Amazon

Creating a federation role in Amazon Web Services

About this task

Create a federation role in Amazon Web Services (AWS) that uses PingFederate as an identity provider.

For detailed configuration information, see Creating a Role for SAML 2.0 Federation (Console) in the AWS documentation.

Steps

  1. In the Amazon Web Services IAM console, on the Roles screen, click Create role.

  2. On the Create Role screen, click Saml 2.0 federation.

  3. In the SAML Provider list, select the identity provider that you created in Creating an identity provider in Amazon Web Services.

  4. Select one of the following SAML 2.0 access methods, and then click Next: Permissions.

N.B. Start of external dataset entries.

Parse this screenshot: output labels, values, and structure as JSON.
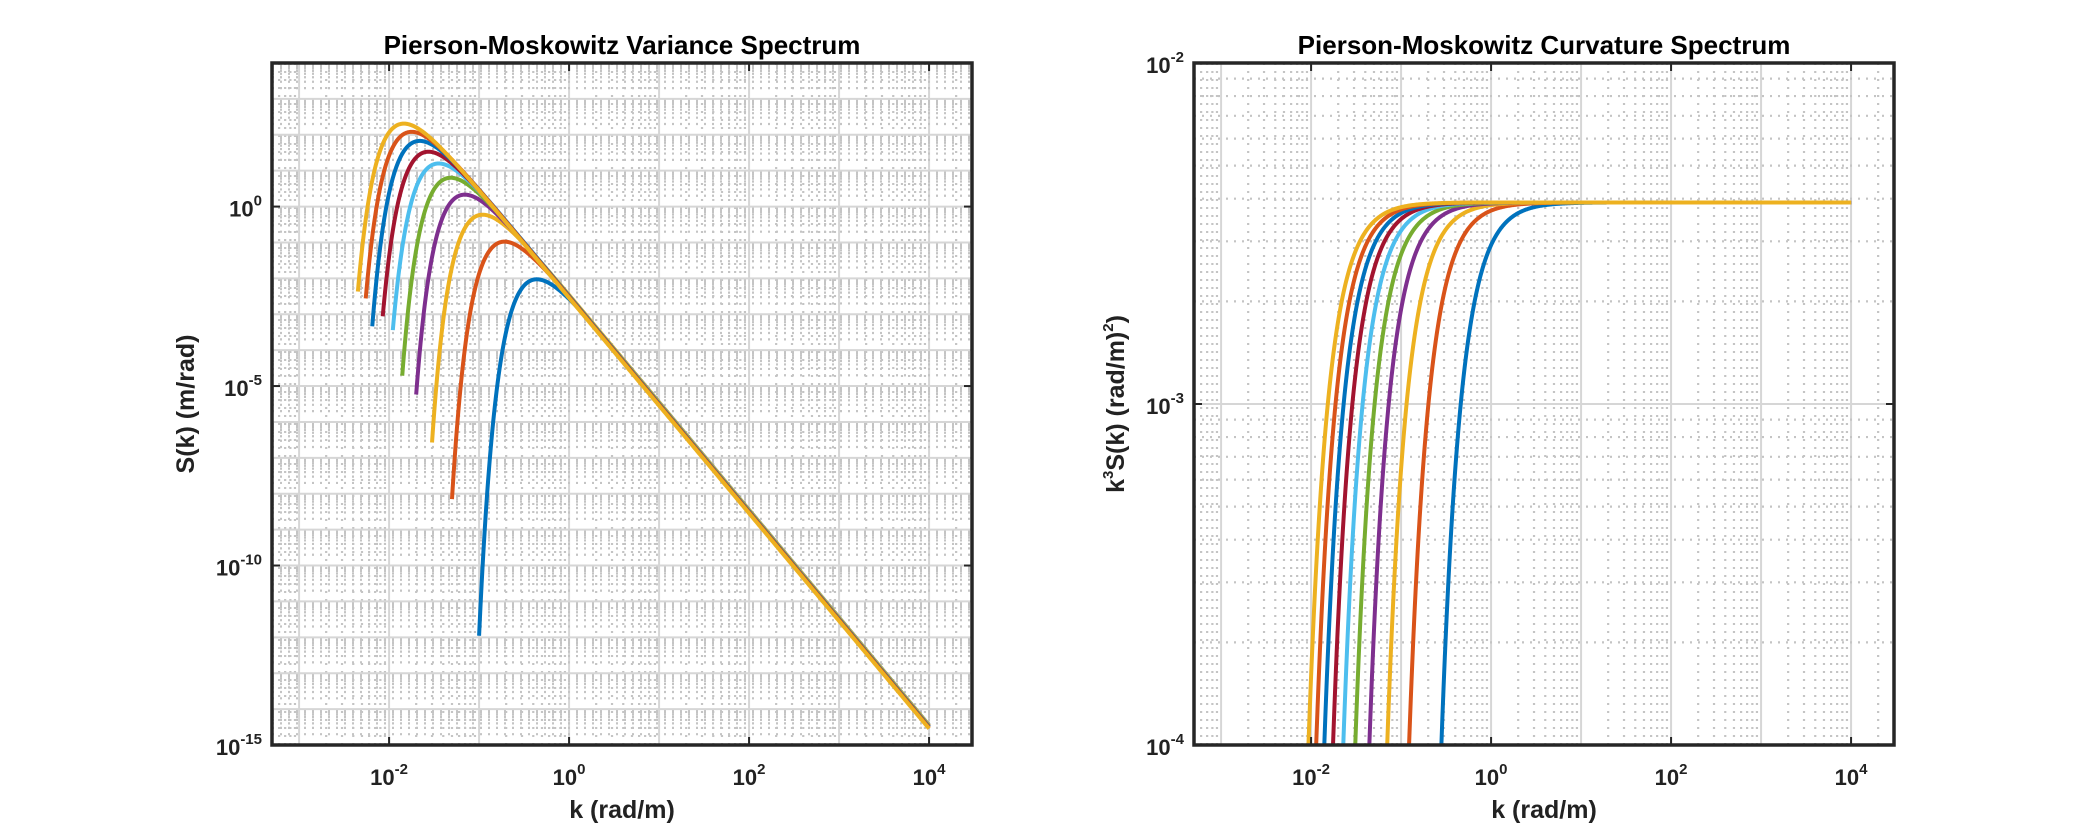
{
  "chart_data": [
    {
      "type": "line",
      "title": "Pierson-Moskowitz Variance Spectrum",
      "xlabel": "k (rad/m)",
      "ylabel": "S(k) (m/rad)",
      "xscale": "log",
      "yscale": "log",
      "xlim": [
        0.0005,
        30000
      ],
      "ylim": [
        1e-15,
        10000
      ],
      "xtick_labels": [
        {
          "base": "10",
          "exp": "-2",
          "value": 0.01
        },
        {
          "base": "10",
          "exp": "0",
          "value": 1
        },
        {
          "base": "10",
          "exp": "2",
          "value": 100
        },
        {
          "base": "10",
          "exp": "4",
          "value": 10000
        }
      ],
      "ytick_labels": [
        {
          "base": "10",
          "exp": "0",
          "value": 1
        },
        {
          "base": "10",
          "exp": "-5",
          "value": 1e-05
        },
        {
          "base": "10",
          "exp": "-10",
          "value": 1e-10
        },
        {
          "base": "10",
          "exp": "-15",
          "value": 1e-15
        }
      ],
      "grid": true,
      "legend": "none",
      "series": [
        {
          "color": "#0072BD",
          "k_range": [
            0.1,
            10000
          ],
          "k_peak": 0.48,
          "value_at_peak": 0.0092
        },
        {
          "color": "#D95319",
          "k_range": [
            0.05,
            10000
          ],
          "k_peak": 0.21,
          "value_at_peak": 0.103
        },
        {
          "color": "#EDB120",
          "k_range": [
            0.03,
            10000
          ],
          "k_peak": 0.12,
          "value_at_peak": 0.58
        },
        {
          "color": "#7E2F8E",
          "k_range": [
            0.02,
            10000
          ],
          "k_peak": 0.076,
          "value_at_peak": 2.1
        },
        {
          "color": "#77AC30",
          "k_range": [
            0.014,
            10000
          ],
          "k_peak": 0.053,
          "value_at_peak": 6.2
        },
        {
          "color": "#4DBEEE",
          "k_range": [
            0.011,
            10000
          ],
          "k_peak": 0.039,
          "value_at_peak": 15.5
        },
        {
          "color": "#A2142F",
          "k_range": [
            0.0085,
            10000
          ],
          "k_peak": 0.03,
          "value_at_peak": 33
        },
        {
          "color": "#0072BD",
          "k_range": [
            0.0065,
            10000
          ],
          "k_peak": 0.024,
          "value_at_peak": 66
        },
        {
          "color": "#D95319",
          "k_range": [
            0.0055,
            10000
          ],
          "k_peak": 0.0195,
          "value_at_peak": 118
        },
        {
          "color": "#EDB120",
          "k_range": [
            0.0045,
            10000
          ],
          "k_peak": 0.016,
          "value_at_peak": 200
        }
      ]
    },
    {
      "type": "line",
      "title": "Pierson-Moskowitz Curvature Spectrum",
      "xlabel": "k (rad/m)",
      "ylabel": {
        "pre": "k",
        "sup1": "3",
        "mid": "S(k) (rad/m)",
        "sup2": "2",
        "post": ")"
      },
      "xscale": "log",
      "yscale": "log",
      "xlim": [
        0.0005,
        30000
      ],
      "ylim": [
        0.0001,
        0.01
      ],
      "xtick_labels": [
        {
          "base": "10",
          "exp": "-2",
          "value": 0.01
        },
        {
          "base": "10",
          "exp": "0",
          "value": 1
        },
        {
          "base": "10",
          "exp": "2",
          "value": 100
        },
        {
          "base": "10",
          "exp": "4",
          "value": 10000
        }
      ],
      "ytick_labels": [
        {
          "base": "10",
          "exp": "-2",
          "value": 0.01
        },
        {
          "base": "10",
          "exp": "-3",
          "value": 0.001
        },
        {
          "base": "10",
          "exp": "-4",
          "value": 0.0001
        }
      ],
      "grid": true,
      "legend": "none",
      "saturation_level": 0.0039,
      "series": [
        {
          "color": "#0072BD",
          "k_range": [
            0.1,
            10000
          ],
          "k_peak": 0.48
        },
        {
          "color": "#D95319",
          "k_range": [
            0.05,
            10000
          ],
          "k_peak": 0.21
        },
        {
          "color": "#EDB120",
          "k_range": [
            0.03,
            10000
          ],
          "k_peak": 0.12
        },
        {
          "color": "#7E2F8E",
          "k_range": [
            0.02,
            10000
          ],
          "k_peak": 0.076
        },
        {
          "color": "#77AC30",
          "k_range": [
            0.014,
            10000
          ],
          "k_peak": 0.053
        },
        {
          "color": "#4DBEEE",
          "k_range": [
            0.011,
            10000
          ],
          "k_peak": 0.039
        },
        {
          "color": "#A2142F",
          "k_range": [
            0.0085,
            10000
          ],
          "k_peak": 0.03
        },
        {
          "color": "#0072BD",
          "k_range": [
            0.0065,
            10000
          ],
          "k_peak": 0.024
        },
        {
          "color": "#D95319",
          "k_range": [
            0.0055,
            10000
          ],
          "k_peak": 0.0195
        },
        {
          "color": "#EDB120",
          "k_range": [
            0.0045,
            10000
          ],
          "k_peak": 0.016
        }
      ]
    }
  ]
}
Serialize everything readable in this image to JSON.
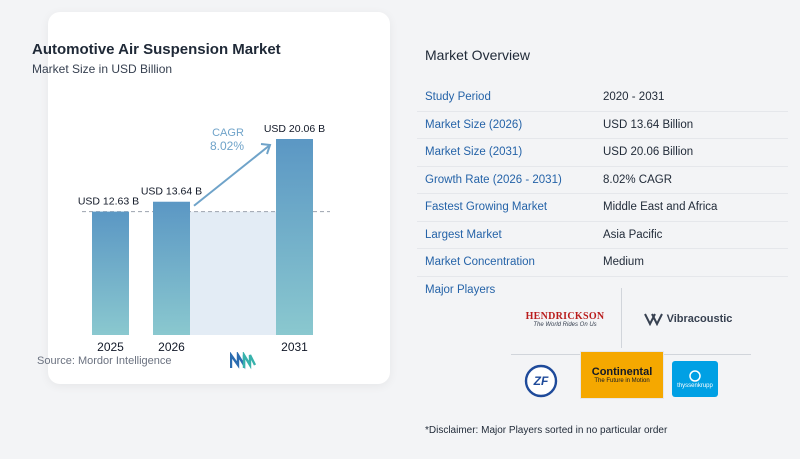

    • To create a role that can be assumed programmatically from the AWS API or AWS CLI, select Allow programmatic access only.

    • To create a role that can be assumed programmatically and from the console, select Allow programmatic and AWS Management Console access.

  5. On the Attach permissions policy screen, select or create a permissions policy. Click Next: Tagging.

    For more information about creating policies, see Creating IAM Policies in the AWS documentation.

  6. On the Tagging screen, click Next: Review.

  7. On the Review screen, in the Role name field, type a unique name for the federation role. Click Create role.

  8. On the Roles screen, select the role that you created, and note the Role ARN.